Education protesters

Photo: Flickr/Fibonacci Blue

President Obama addressed the issue of soaring costs of higher education last month in a speech at the University of Michigan that drew cheers from students in attendance. However, if the students had taken a moment to consider the implications of his proposals, they may have reacted very differently.

Under his plan, the federal government would aim to slow tuition growth by conditioning the amount of federal campus-based aid to colleges. He proposes giving $1 billion to states that curb education costs and expanding the Perkins loan program from $1 billion to $8 billion. He further suggests a “college scorecard” for every institution to compare them on metrics like tuition, graduation rate and earnings upon graduation.
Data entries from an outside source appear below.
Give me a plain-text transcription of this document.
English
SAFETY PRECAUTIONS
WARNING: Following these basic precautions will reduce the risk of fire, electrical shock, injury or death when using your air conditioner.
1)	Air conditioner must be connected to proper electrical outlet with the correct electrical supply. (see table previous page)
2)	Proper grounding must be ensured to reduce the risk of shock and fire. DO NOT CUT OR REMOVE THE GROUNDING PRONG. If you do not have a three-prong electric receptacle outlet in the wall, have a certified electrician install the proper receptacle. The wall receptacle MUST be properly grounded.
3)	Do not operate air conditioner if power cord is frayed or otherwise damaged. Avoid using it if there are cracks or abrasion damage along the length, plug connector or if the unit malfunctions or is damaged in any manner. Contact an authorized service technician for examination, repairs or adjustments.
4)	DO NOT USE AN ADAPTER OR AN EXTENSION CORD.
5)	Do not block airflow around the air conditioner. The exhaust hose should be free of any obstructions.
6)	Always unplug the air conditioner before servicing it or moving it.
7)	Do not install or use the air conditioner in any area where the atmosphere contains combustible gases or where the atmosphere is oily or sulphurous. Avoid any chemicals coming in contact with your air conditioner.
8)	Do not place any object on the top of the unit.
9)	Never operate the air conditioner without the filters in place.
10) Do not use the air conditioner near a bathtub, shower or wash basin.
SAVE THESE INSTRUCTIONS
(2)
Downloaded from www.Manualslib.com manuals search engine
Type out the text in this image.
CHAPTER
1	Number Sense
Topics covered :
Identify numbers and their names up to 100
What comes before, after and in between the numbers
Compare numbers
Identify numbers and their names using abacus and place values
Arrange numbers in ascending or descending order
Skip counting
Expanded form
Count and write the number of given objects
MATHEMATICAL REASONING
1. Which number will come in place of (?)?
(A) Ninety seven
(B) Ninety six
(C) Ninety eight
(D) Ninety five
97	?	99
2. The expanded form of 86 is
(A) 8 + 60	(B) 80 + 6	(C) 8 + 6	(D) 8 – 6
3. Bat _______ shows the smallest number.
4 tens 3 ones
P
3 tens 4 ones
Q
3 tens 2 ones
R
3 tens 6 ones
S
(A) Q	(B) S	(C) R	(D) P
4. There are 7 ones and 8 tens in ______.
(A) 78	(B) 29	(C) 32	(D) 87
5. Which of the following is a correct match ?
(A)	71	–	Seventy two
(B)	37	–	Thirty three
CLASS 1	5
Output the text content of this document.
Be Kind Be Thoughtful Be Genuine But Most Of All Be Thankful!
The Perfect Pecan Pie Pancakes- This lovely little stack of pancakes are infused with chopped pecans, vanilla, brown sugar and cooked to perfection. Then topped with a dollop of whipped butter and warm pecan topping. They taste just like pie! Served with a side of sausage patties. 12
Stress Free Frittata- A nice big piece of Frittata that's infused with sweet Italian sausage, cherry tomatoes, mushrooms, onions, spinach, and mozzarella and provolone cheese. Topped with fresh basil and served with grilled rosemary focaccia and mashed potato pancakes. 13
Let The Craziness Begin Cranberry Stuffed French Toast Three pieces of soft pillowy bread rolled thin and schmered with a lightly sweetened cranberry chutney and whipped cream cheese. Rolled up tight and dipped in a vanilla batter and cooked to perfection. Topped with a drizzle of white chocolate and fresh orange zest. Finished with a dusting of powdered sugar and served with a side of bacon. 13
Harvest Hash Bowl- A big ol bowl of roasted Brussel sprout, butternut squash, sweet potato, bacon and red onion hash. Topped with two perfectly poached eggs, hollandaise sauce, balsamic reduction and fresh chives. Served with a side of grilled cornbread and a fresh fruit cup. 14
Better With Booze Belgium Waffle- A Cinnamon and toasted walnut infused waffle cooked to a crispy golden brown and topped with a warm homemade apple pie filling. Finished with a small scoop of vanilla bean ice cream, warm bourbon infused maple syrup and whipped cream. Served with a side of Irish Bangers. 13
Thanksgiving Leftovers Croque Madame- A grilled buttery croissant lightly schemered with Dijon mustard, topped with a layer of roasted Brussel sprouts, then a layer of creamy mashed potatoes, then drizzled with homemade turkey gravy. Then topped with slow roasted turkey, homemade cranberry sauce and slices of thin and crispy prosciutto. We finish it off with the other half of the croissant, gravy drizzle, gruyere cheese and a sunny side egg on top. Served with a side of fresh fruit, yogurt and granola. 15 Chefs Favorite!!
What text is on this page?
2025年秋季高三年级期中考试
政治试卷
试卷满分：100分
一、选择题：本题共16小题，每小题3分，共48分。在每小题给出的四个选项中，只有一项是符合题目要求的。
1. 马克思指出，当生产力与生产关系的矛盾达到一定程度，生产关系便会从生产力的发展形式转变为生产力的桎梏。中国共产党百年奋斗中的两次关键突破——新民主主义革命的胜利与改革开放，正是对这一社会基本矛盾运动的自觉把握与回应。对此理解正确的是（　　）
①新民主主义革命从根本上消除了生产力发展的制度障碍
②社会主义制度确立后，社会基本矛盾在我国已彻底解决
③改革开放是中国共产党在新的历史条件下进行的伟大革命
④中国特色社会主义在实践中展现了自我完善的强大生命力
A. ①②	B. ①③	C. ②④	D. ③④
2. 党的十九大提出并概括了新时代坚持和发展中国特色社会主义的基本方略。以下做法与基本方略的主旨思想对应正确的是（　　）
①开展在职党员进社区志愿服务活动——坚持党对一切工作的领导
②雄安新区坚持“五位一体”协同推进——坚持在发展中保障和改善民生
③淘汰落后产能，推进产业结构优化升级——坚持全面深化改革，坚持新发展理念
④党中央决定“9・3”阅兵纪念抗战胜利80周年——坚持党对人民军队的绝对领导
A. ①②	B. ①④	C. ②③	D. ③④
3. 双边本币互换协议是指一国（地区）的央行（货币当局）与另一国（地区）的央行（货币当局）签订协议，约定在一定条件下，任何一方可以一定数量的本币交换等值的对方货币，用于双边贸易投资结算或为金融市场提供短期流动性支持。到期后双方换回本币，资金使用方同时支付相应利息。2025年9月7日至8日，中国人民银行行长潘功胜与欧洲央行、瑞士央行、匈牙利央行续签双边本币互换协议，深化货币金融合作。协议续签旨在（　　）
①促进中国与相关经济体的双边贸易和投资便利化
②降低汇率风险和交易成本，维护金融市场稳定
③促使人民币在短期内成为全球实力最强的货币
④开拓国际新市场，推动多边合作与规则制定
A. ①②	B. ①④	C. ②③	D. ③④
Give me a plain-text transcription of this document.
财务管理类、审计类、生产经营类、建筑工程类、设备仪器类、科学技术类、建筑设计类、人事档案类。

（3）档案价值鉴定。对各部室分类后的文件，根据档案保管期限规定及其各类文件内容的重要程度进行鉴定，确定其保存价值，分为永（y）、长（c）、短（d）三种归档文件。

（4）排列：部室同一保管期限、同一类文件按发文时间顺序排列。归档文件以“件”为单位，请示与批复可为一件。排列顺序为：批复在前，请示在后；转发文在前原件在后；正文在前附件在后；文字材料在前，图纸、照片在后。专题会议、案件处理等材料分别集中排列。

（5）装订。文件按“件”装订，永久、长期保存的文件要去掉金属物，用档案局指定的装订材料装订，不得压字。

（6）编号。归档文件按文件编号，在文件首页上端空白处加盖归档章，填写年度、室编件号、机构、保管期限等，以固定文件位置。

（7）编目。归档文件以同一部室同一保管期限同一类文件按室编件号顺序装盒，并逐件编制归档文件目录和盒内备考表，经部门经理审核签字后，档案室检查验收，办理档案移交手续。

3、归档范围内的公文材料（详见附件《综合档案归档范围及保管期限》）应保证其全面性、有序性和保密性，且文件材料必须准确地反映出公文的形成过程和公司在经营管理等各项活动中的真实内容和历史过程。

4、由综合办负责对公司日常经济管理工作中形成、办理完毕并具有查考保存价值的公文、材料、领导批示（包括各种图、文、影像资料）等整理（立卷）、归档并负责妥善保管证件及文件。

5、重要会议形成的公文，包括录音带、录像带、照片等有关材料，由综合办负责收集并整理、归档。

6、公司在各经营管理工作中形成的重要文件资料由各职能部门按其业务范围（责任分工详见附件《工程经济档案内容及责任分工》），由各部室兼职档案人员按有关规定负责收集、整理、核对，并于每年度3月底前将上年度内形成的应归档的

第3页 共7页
This proposal falls short. For one thing, increased federal involvement would tend to exacerbate the problem, as Heritage Foundation scholar Stuart Butler explains:

Moreover, the extensive and expensive system of federal aid for college has actually exacerbated increases in the total cost of college. This is because colleges can boost tuition when such assistance enables students to offset part of their costs. To be sure, better-targeted student aid can help specific groups of students afford college, but increasing total aid, as the President proposes, will tend to increase—not decrease—the sticker price of college.

The scorecard concept is also wanting. The private sector has already developed a robust system of scorecards (i.e. U.S. News & World Report, Forbes) which are perpetually improving their methodologies. Imposing a one-size-fits-all federal scorecard fails to address the challenges in measuring quality and value for money in education across schools and across the preferences and goals of  prospective students.

There is a better way. For example, instead of subsidizing college loans, the government could reform the federal tax code to remove the double taxation of savings for college. The tax reforms included in our Saving the American Dream plan move in this direction.

Butler concludes by arguing that “higher education appears to be on the brink of fundamental change” as disruptive new types of schools enter the marketplace:

The real antidote to tuition hikes at traditional public and private colleges is emerging competition from colleges that are pioneering new business models, online education, and other technologies that dramatically cut costs. The best way for Washington to foster this competition is to make sure that accreditation requirements and other regulations are loosened. And the best way to ease the student debt problem for future students is through tax reform that encourages saving.

How do you propose the higher education costs could be fixed?

Comments (1)

Sanford Reed - February 6, 2012

When examing the costs of college, is the research strictly discussing state colleges? I would assume so. The private schools and universities are running more of a business model and I would think are on their own economic agenda. I would like to know the affordability index change in state colleges since their inauguration.